Gmail

Email tracking

GitHub Edit page

Email tracking

Goal: track email opens for gog gmail send via a tiny tracking pixel served from a Cloudflare Worker.

High-level:

  • gog gmail send --track injects a 1×1 image URL into the HTML body.
  • The Worker receives the request, stores an “open” row in D1, and returns a transparent pixel.
  • gog gmail track opens … queries the Worker and prints opens.

Abuse controls:

  • Repeated opens for the same tracking id, IP, and user-agent are deduplicated within a one-hour window.
  • Each IP can record at most 100 opens per hour; excess requests still receive the transparent pixel but are not inserted into D1.

Privacy note:

  • Tracking is inherently sensitive. Treat this as instrumentation you opt into per email.
  • The Worker stores recipient email, subject hash, sent/open timestamps, IP, user-agent, bot classification, and coarse geo from Cloudflare request metadata when available.
  • The deployed Worker includes a daily cron trigger that deletes open rows older than 90 days.
  • Admin /opens queries default to 100 rows and are capped at 500 rows per request.

#Setup (local)

Create per-account tracking config + keys:

gog gmail track setup --worker-url https://gog-email-tracker.<acct>.workers.dev

This writes a local config file containing:

  • worker_url (base URL)
  • the active tracking key version
  • per-account tracking/admin keys are stored in your keychain/keyring (not in the JSON file)

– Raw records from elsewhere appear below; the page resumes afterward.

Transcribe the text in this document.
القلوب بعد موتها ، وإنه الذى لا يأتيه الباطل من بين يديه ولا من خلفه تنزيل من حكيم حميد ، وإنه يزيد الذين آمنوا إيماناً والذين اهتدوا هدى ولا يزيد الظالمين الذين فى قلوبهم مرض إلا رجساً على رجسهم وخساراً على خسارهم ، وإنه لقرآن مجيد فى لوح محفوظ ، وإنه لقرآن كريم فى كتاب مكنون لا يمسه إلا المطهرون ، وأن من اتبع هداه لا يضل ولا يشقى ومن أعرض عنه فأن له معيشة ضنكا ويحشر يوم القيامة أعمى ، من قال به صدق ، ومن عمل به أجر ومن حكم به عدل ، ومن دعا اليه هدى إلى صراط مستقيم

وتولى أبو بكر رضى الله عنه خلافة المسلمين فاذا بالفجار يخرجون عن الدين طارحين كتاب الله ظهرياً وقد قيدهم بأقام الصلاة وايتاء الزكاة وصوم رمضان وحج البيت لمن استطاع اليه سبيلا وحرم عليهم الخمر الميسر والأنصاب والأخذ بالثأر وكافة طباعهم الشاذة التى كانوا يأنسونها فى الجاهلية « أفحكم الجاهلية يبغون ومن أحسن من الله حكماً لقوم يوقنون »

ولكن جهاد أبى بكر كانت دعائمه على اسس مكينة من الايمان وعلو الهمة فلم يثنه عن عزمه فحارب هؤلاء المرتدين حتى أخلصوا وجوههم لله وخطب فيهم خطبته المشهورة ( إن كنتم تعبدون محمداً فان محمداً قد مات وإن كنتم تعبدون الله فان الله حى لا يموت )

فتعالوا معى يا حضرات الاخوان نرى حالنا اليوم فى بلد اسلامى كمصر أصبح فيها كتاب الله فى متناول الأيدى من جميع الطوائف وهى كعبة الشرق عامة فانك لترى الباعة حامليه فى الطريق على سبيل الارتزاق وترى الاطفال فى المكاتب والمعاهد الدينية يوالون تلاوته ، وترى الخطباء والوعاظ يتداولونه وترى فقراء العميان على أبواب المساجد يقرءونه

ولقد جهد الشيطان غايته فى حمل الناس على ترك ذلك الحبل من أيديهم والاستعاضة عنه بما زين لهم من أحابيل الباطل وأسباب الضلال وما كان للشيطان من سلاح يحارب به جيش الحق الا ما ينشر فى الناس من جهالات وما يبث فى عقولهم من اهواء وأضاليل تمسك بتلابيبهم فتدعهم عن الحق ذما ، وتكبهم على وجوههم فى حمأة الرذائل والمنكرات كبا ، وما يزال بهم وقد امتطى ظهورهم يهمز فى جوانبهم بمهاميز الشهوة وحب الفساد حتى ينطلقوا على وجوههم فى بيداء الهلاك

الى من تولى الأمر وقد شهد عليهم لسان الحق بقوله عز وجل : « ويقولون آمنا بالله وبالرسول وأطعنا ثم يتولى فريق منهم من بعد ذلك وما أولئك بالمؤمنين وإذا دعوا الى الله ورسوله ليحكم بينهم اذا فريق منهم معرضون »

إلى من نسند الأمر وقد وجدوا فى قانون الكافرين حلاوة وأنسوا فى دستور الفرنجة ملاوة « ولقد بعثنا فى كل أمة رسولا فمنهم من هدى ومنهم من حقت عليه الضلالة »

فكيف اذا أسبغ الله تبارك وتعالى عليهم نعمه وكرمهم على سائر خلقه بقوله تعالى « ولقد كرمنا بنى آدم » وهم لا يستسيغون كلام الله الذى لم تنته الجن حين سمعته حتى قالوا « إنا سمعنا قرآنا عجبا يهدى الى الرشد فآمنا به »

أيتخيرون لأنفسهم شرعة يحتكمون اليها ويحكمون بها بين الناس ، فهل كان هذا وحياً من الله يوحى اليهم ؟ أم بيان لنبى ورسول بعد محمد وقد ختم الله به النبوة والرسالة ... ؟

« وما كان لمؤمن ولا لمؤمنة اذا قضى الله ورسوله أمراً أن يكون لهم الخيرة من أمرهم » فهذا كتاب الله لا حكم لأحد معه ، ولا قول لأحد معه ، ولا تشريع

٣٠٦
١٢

Optional: auto-provision + deploy with wrangler:

gog gmail track setup --worker-url https://gog-email-tracker.<acct>.workers.dev --deploy

Flags:

  • --worker-name: default gog-email-tracker-<account>.
  • --db-name: default to worker name.
  • --worker-dir: default internal/tracking/worker.

Re-run gog gmail track setup any time to re-print the current TRACKING_KEY / ADMIN_KEY values (it’s idempotent unless you pass explicit --tracking-key / --admin-key).

#Deploy (Cloudflare Worker + D1)

From repo root:

cd internal/tracking/worker
pnpm install

Provision secrets (use values printed by gog gmail track setup):

pnpm exec wrangler secret put TRACKING_KEY
pnpm exec wrangler secret put TRACKING_KEY_V1
pnpm exec wrangler secret put TRACKING_CURRENT_KEY_VERSION
pnpm exec wrangler secret put ADMIN_KEY

Create D1:

pnpm exec wrangler d1 create gog-email-tracker

Update wrangler.toml to reference the D1 database_id, then migrate and deploy:

pnpm exec wrangler d1 execute gog-email-tracker --file schema.sql --remote
pnpm exec wrangler deploy

wrangler.toml includes a daily cron trigger for retention cleanup. After deploy, Cloudflare calls the Worker once per day and the Worker deletes open rows older than 90 days.

#Rotate tracking keys

Rotate the pixel encryption key without invalidating old tracking ids:

gog gmail track key rotate

The command generates the next key version, deploys all active TRACKING_KEY_V<N> secrets plus TRACKING_CURRENT_KEY_VERSION, then stores the new current version in local config. Legacy unversioned tracking ids still decrypt through the stored TRACKING_KEY fallback.

For local-only testing:

gog gmail track key rotate --no-deploy

Do not send newly tracked mail after --no-deploy until the Worker has the matching versioned secret, or new pixels will not decrypt.

#Send tracked mail

Tracked email constraints:

  • Exactly one recipient (--to; no cc/bcc).
  • HTML body required (--body-html).

Optional per-recipient sends:

gog gmail send \
  --to a@example.com,b@example.com \
  --subject "Hello" \
  --body-html "<p>Hi!</p>" \
  --track \
  --track-split

--track-split sends separate messages per recipient (no CC/BCC; each message has a unique tracking id).

Example:

gog gmail send \
  --to recipient@example.com \
  --subject "Hello" \
  --body-html "<p>Hi!</p>" \
  --track

#Query opens

By tracking id:

gog gmail track opens <tracking_id>

By recipient:

gog gmail track opens --to recipient@example.com

Status:

gog gmail track status

#Troubleshooting

  • required: --worker-url: run gog gmail track setup --worker-url … first (or pass --worker-url again).
  • 401/403 on /opens: admin key mismatch; redeploy secrets and re-run track setup if needed.
  • New tracked messages do not show opens after key rotation: verify the Worker has TRACKING_KEY_V<N> for the current local gmail track status version and TRACKING_CURRENT_KEY_VERSION matches it.
  • No opens recorded:
  • ensure the HTML body contains the injected pixel (view “original” in your mail client).
  • some clients block images by default; “open” only happens after images load.